Hi Jonas,
On Mon, 7 Apr 2025 at 09:36, Jonas Karlman <jonas@...> wrote:
Hi Simon,
On 2025-04-06 23:10, Simon Glass wrote:
Hi Jonas,
On Sun, 6 Apr 2025 at 21:02, Jonas Karlman <jonas@...> wrote:
Hi Simon,
On 2025-04-06 00:12, Simon Glass wrote:
Several drivers make use of the designware Ethernet driver but do not
implement the remove() method. Add this so that DMA is stopped when the
OS is booted to avoid memory corruption, etc.
The designware Ethernet driver core should not need the remove() ops as
the eth_ops.stop() ops already should stop DMA. And the eth-uclass
pre_remove() ops already call the eth_ops.stop() ops.

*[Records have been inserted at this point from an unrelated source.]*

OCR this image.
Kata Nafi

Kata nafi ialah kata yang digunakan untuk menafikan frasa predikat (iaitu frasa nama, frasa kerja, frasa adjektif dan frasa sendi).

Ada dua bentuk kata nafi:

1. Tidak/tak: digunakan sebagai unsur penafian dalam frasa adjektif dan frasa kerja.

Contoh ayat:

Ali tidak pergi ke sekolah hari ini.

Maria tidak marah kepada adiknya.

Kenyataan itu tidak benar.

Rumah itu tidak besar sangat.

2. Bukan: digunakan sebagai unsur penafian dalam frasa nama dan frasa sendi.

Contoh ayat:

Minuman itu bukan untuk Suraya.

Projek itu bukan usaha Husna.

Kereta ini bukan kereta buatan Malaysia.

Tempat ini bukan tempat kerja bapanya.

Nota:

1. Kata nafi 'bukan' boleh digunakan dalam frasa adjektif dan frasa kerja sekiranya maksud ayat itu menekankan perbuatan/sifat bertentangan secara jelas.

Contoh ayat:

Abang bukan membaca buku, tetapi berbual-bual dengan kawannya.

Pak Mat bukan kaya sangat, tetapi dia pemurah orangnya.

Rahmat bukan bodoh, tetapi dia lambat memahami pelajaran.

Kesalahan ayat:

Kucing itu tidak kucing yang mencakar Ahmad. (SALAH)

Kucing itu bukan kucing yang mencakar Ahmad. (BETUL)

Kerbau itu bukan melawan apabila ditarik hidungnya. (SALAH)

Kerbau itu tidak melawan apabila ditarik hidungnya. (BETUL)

All these drivers seem to use designware_eth_ops and thus have correct
stop() ops configured and should really not need the remove() ops.

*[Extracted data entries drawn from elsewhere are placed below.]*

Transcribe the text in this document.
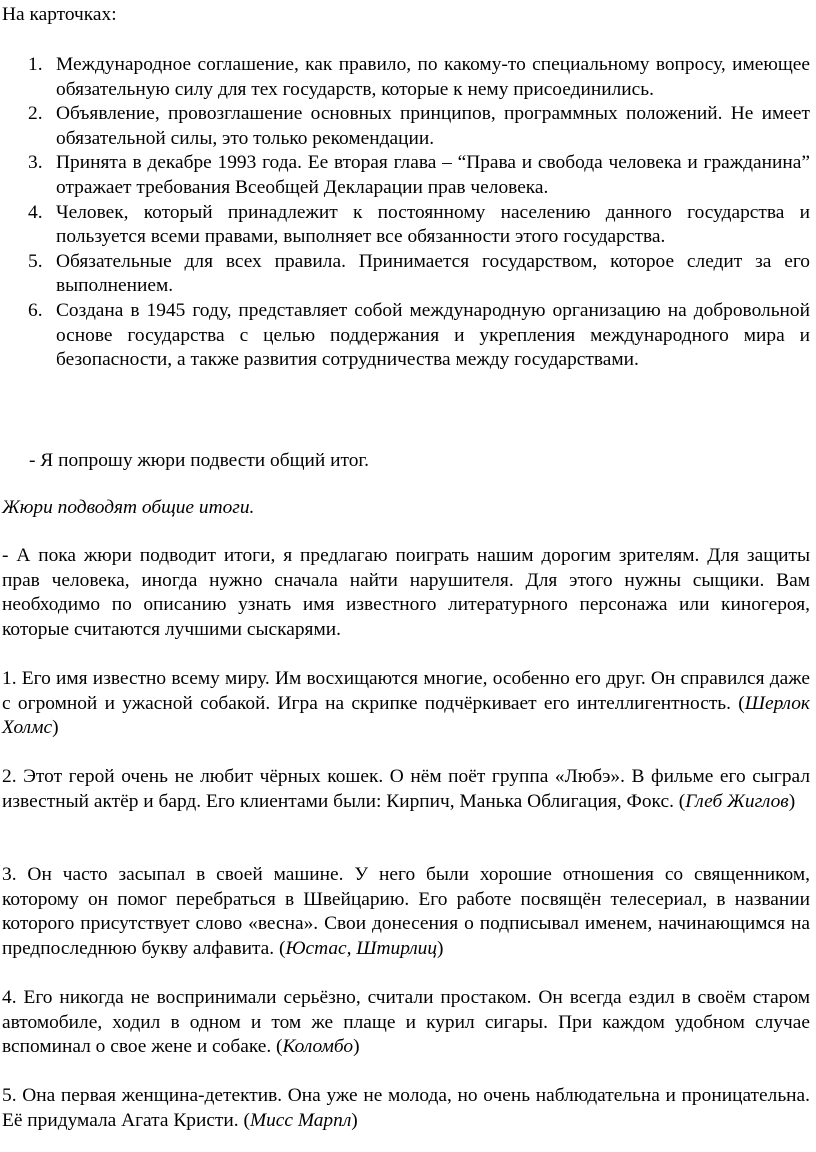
На карточках:

1. Международное соглашение, как правило, по какому-то специальному вопросу, имеющее обязательную силу для тех государств, которые к нему присоединились.
2. Объявление, провозглашение основных принципов, программных положений. Не имеет обязательной силы, это только рекомендации.
3. Принята в декабре 1993 года. Ее вторая глава – “Права и свобода человека и гражданина” отражает требования Всеобщей Декларации прав человека.
4. Человек, который принадлежит к постоянному населению данного государства и пользуется всеми правами, выполняет все обязанности этого государства.
5. Обязательные для всех правила. Принимается государством, которое следит за его выполнением.
6. Создана в 1945 году, представляет собой международную организацию на добровольной основе государства с целью поддержания и укрепления международного мира и безопасности, а также развития сотрудничества между государствами.

- Я попрошу жюри подвести общий итог.

Жюри подводят общие итоги.

- А пока жюри подводит итоги, я предлагаю поиграть нашим дорогим зрителям. Для защиты прав человека, иногда нужно сначала найти нарушителя. Для этого нужны сыщики. Вам необходимо по описанию узнать имя известного литературного персонажа или киногероя, которые считаются лучшими сыскарями.

1. Его имя известно всему миру. Им восхищаются многие, особенно его друг. Он справился даже с огромной и ужасной собакой. Игра на скрипке подчёркивает его интеллигентность. (Шерлок Холмс)

2. Этот герой очень не любит чёрных кошек. О нём поёт группа «Любэ». В фильме его сыграл известный актёр и бард. Его клиентами были: Кирпич, Манька Облигация, Фокс. (Глеб Жиглов)

3. Он часто засыпал в своей машине. У него были хорошие отношения со священником, которому он помог перебраться в Швейцарию. Его работе посвящён телесериал, в названии которого присутствует слово «весна». Свои донесения о подписывал именем, начинающимся на предпоследнюю букву алфавита. (Юстас, Штирлиц)

4. Его никогда не воспринимали серьёзно, считали простаком. Он всегда ездил в своём старом автомобиле, ходил в одном и том же плаще и курил сигары. При каждом удобном случае вспоминал о свое жене и собаке. (Коломбо)

5. Она первая женщина-детектив. Она уже не молода, но очень наблюдательна и проницательна. Её придумала Агата Кристи. (Мисс Марпл)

That's interesting. I wrote that code about 9 years ago so perhaps can
be forgiven for forgetting.
Very few drivers set the DM_FLAG_ACTIVE_DMA flag, certainly not the
designware ones. So how would they be removed?
Ahh, I see, remove() is only called for devices with ACTIVE_DMA or
OS_PREPARE. So I guess that was probably the issue all along?
I suppose so, yes.
There is some confusion that dm_remove_devices_active() does not remove
device_active()=true devices and instead only remove ACTIVE_DMA and/or
OS_PREPARE flagged devices.
Side note, this also misses the gmac rockchip driver that uses its own
eth_ops instead of designware_eth_ops, however it also use same stop()
ops as all these drivers.
Hmm yes I saw that but then apparently forgot to include it.

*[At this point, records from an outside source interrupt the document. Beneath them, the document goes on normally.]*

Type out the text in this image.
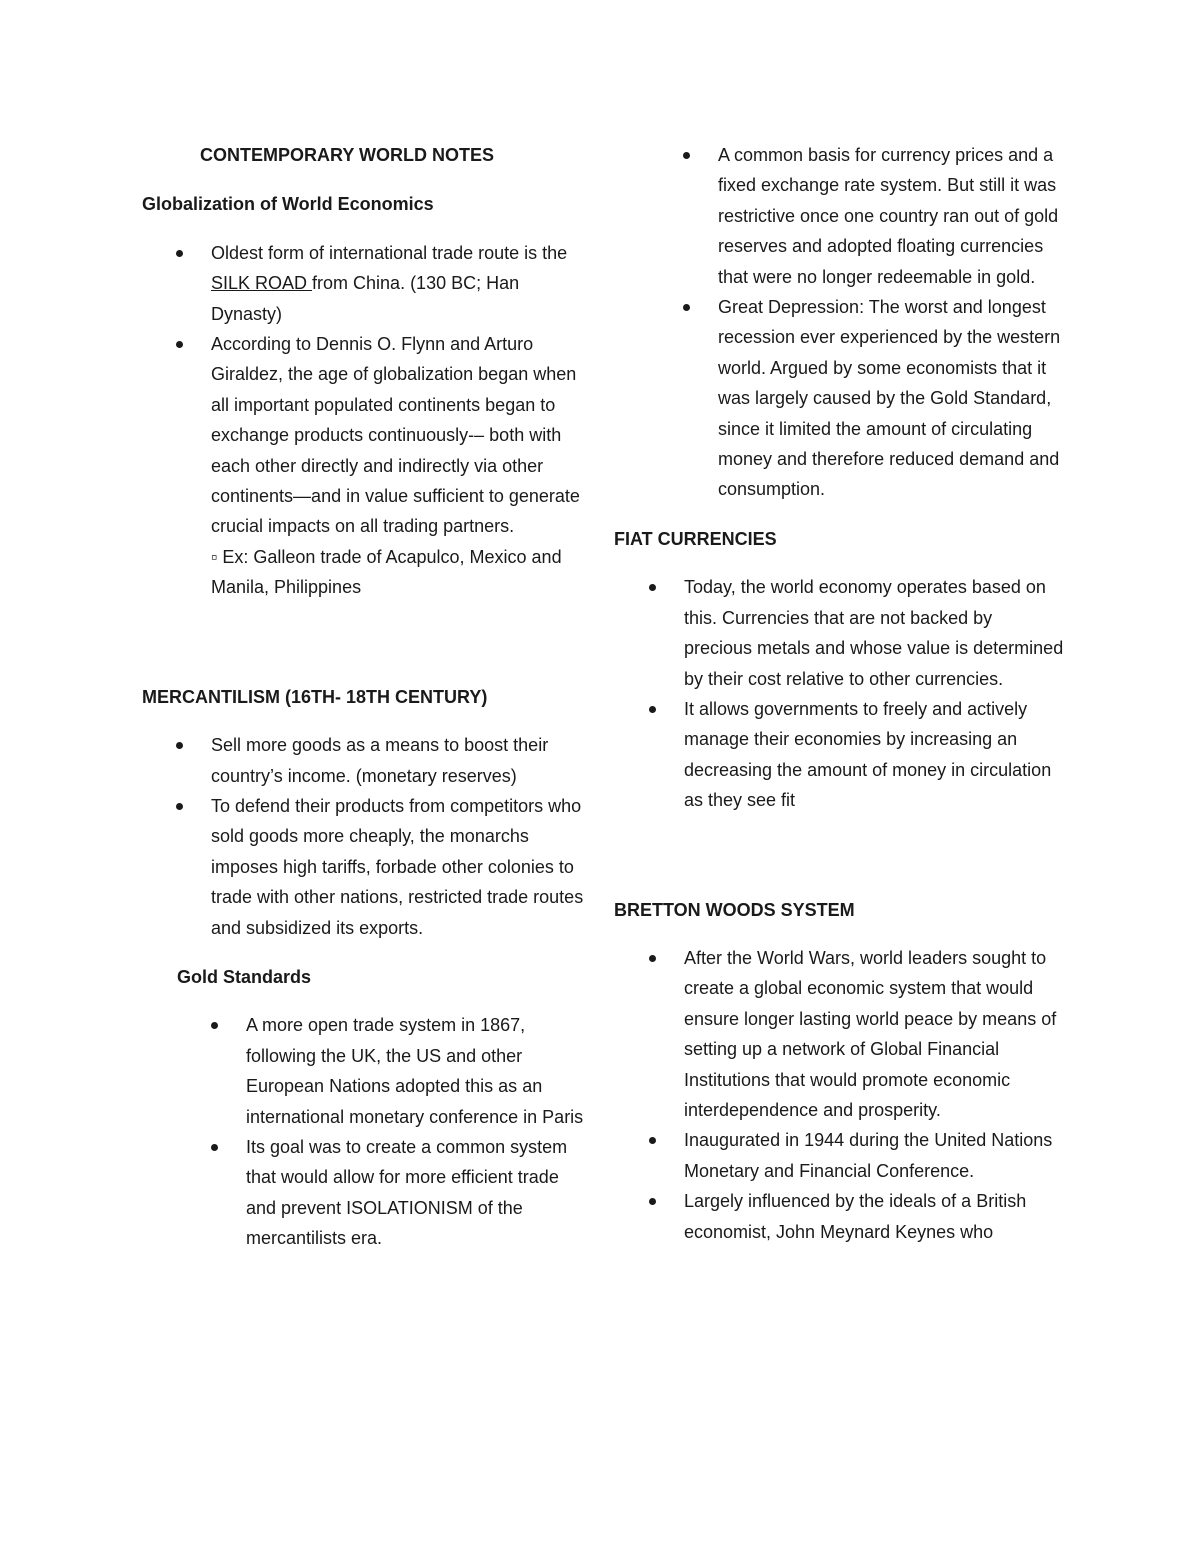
CONTEMPORARY WORLD NOTES

Globalization of World Economics

Oldest form of international trade route is the SILK ROAD from China. (130 BC; Han Dynasty)
According to Dennis O. Flynn and Arturo Giraldez, the age of globalization began when all important populated continents began to exchange products continuously-– both with each other directly and indirectly via other continents—and in value sufficient to generate crucial impacts on all trading partners.
▫ Ex: Galleon trade of Acapulco, Mexico and Manila, Philippines

MERCANTILISM (16TH- 18TH CENTURY)

Sell more goods as a means to boost their country’s income. (monetary reserves)
To defend their products from competitors who sold goods more cheaply, the monarchs imposes high tariffs, forbade other colonies to trade with other nations, restricted trade routes and subsidized its exports.

Gold Standards

A more open trade system in 1867, following the UK, the US and other European Nations adopted this as an international monetary conference in Paris
Its goal was to create a common system that would allow for more efficient trade and prevent ISOLATIONISM of the mercantilists era.
A common basis for currency prices and a fixed exchange rate system. But still it was restrictive once one country ran out of gold reserves and adopted floating currencies that were no longer redeemable in gold.
Great Depression: The worst and longest recession ever experienced by the western world. Argued by some economists that it was largely caused by the Gold Standard, since it limited the amount of circulating money and therefore reduced demand and consumption.

FIAT CURRENCIES

Today, the world economy operates based on this. Currencies that are not backed by precious metals and whose value is determined by their cost relative to other currencies.
It allows governments to freely and actively manage their economies by increasing an decreasing the amount of money in circulation as they see fit

BRETTON WOODS SYSTEM

After the World Wars, world leaders sought to create a global economic system that would ensure longer lasting world peace by means of setting up a network of Global Financial Institutions that would promote economic interdependence and prosperity.
Inaugurated in 1944 during the United Nations Monetary and Financial Conference.
Largely influenced by the ideals of a British economist, John Meynard Keynes who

I can perhaps redo this patch to add the DMA flag.
Maybe eth_post_probe() or similar should add the OS_PREPARE or
ACTIVE_DMA flag for all eth-uclass, to ensure remove() and thus stop()
gets called when dm_remove_devices_active() is called.
But not all network drivers use DMA. It should really be set by the driver.
There is probably no need to add all these remove() ops, as they would
still not have been called by dm_remove_devices_active().
Well, since we can rely on the eth uclass, that is correct, but I
still think it is better to add it, as an example to other drivers.